Indians have a particular strength in being able to deal with 
uncertainty, ambiguity and chaos, according to Barlow.  

"Cyberspace will always be undefined," he said.  

However, India needs to improve its bandwidth to the international 
Internet - the current 364 Mbps is "pathetically inadequate" to 
really plug into the global economy. Deregulating international 
connectivity should be the top priority of the country, and not 
passing e-commerce regulation as in the recently passed IT Act 2000, 
according to Barlow.  

Governments in the information age are often not just clueless, but 
dynamically anti-clueful, he said.  

Barlow also cautioned Indians against blindly emulating Silicon 
Valley or U.S. business models. There is a lot of opportunity in 
bringing the Net to the villages in India; there already are 
interesting patterns of access emerging around the community centre 
model, as opposed to the individual dial-up model which dominates the 
U.S. market.  

Along with Esther Dyson, Barlow is co-founder of Bridges.org, a non-
profit organisation geared at stemming the international digital 
divide.  

Freeware and shareware have a key role to play here, he said. People 
can make more money through skills and minds via relationships, 
rather than through bloated prices for intellectual property.  

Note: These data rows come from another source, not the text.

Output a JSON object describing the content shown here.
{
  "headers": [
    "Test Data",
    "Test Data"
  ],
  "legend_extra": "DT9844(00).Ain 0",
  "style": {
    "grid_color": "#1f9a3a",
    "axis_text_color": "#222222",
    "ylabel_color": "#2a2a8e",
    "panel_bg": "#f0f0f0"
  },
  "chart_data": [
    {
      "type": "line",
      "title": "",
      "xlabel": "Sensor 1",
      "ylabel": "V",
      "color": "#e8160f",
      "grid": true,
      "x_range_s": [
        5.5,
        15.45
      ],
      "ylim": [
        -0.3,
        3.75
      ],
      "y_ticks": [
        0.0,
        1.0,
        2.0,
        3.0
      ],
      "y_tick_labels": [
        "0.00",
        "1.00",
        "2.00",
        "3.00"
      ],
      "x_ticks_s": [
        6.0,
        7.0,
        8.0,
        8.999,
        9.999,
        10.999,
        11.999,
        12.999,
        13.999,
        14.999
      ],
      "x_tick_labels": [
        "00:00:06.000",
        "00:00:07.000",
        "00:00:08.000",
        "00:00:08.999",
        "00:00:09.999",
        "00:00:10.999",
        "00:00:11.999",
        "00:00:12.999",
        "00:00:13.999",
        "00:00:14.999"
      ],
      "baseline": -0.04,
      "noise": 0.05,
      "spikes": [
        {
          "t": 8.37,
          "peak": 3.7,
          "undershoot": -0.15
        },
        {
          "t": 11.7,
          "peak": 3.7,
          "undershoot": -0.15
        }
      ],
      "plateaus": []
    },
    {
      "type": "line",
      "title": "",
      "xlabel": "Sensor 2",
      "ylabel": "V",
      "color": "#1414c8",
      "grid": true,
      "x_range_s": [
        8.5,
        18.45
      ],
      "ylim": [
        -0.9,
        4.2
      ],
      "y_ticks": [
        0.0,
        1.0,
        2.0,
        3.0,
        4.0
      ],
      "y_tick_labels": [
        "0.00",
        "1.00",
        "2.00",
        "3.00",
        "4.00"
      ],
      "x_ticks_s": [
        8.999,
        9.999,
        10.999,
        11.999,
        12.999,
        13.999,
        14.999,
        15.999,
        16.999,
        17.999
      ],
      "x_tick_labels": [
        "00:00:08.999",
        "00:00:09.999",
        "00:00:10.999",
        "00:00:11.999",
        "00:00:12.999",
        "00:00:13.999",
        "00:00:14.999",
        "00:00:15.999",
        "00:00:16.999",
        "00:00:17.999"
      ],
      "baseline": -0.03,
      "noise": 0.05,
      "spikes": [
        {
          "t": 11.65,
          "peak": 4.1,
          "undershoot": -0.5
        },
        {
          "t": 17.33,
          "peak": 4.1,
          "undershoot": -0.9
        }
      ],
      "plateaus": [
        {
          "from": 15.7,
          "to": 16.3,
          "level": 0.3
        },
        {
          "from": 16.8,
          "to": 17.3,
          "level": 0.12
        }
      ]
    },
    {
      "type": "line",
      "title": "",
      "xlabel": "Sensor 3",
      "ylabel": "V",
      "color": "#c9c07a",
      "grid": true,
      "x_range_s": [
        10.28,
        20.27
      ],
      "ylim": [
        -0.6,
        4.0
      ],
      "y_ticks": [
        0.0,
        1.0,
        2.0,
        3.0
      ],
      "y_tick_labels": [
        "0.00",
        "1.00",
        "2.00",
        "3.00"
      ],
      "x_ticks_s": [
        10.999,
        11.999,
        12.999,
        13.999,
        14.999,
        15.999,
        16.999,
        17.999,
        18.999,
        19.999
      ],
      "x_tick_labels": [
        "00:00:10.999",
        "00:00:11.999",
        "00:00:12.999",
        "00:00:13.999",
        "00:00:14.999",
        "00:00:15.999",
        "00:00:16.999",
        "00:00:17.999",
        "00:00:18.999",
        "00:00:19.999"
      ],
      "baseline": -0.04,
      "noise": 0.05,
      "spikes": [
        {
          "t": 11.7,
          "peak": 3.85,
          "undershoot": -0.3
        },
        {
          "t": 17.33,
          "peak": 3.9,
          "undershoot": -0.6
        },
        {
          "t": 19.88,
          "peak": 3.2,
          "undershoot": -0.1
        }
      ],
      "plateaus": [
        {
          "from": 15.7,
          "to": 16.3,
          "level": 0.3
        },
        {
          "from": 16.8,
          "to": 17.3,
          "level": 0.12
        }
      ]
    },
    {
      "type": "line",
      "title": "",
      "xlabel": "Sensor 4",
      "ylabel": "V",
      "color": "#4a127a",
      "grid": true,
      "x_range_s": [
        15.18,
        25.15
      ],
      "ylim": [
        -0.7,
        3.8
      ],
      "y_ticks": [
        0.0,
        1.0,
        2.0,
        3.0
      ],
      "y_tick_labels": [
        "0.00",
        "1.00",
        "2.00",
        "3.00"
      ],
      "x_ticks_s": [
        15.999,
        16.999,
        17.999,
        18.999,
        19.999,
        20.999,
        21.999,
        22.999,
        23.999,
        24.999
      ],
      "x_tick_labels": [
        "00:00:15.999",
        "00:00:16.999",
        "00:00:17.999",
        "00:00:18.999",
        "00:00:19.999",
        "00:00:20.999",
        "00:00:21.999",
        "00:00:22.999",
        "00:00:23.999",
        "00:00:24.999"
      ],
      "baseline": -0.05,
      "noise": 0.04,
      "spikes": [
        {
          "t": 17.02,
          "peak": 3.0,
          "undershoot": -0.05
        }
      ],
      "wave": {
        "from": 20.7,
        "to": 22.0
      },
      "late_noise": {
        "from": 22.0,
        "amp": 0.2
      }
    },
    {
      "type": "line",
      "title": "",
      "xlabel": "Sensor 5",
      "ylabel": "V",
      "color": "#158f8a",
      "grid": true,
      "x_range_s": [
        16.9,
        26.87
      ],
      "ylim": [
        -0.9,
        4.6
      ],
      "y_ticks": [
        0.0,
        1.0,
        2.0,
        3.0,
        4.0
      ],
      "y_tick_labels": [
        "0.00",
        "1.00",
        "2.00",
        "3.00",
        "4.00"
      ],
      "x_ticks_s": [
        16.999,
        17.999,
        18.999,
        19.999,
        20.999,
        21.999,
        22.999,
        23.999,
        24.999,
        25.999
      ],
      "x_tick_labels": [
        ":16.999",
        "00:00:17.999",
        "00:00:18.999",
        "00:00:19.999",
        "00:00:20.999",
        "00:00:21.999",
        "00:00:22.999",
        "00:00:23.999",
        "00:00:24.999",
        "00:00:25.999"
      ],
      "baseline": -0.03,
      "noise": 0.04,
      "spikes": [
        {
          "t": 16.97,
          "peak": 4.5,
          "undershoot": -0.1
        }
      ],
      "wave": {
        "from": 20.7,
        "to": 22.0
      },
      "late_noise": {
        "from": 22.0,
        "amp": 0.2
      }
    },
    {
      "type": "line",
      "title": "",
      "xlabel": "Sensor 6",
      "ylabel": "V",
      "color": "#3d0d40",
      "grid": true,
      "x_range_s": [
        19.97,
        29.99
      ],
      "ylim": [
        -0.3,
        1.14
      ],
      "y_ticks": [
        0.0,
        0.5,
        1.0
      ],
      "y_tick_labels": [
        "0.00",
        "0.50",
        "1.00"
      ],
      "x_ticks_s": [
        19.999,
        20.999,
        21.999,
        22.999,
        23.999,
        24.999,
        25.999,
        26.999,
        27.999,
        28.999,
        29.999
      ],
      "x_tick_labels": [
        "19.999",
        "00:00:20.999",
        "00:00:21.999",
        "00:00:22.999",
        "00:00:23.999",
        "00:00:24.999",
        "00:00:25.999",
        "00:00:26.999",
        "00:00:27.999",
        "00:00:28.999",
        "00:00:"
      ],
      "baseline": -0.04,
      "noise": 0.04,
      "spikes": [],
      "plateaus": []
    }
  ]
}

"In the information age, value is based not on scarcity but on 
familiarity," said Barlow.  

Addressing concerns over the aftermath of the Black Friday tech 
market crash in April and its implications for the Internet economy, 
Barlow said the wildly inflated stock valuations were "silly" and 
that we are now "thankfully back to doing business with hard work and 
a reasonable path to sustainability and profit."  

He was particularly critical of the U.S. recording industry in their 
efforts to crack down on sites like MP3.com and Napster.com. Barlow 
drew parallels to the early days of the video cassette industry, 
which the Motion Picture Association of America tried to suppress for 
five years; today 70 per cent of the U.S. movie industry revenues 
comes from video sales and rentals.  

The Grateful Dead, the rock band with whom Barlow was a lyricist for 
some time, pioneered a business model where taping was freely allowed 
in concerts; the band became much more popular for its live concerts 
than for its studio albums.  

Barlow cautioned India against getting stuck in the "IPR trap" that 
the U.S. entertainment industry was heading into. He also urged 
Netizens to actively remove bureaucratic hurdles in the Internet 
economy.  

For instance, it is not possible in India for individuals to register 
".co.in" domain names - only organisations can. "I'm sure this is 
because the registration process here is controlled by a bunch of old 
power hungry academics," Barlow remarked.  

Looking ahead down the road, he said that if there is one word to 
describe India's future in the Internet Age, it is "hope."  

He said the Net must be protected as a medium where nobody can shut 
out anyone else, no matter who they are or what they say. "Don't 
block out hate and porn - educate, understand, and convince people of 
choices and priorities," he urged.  

"You can't own free speech. We may be in one of those moments where 
you can be utopian and still make sense," Barlow concluded.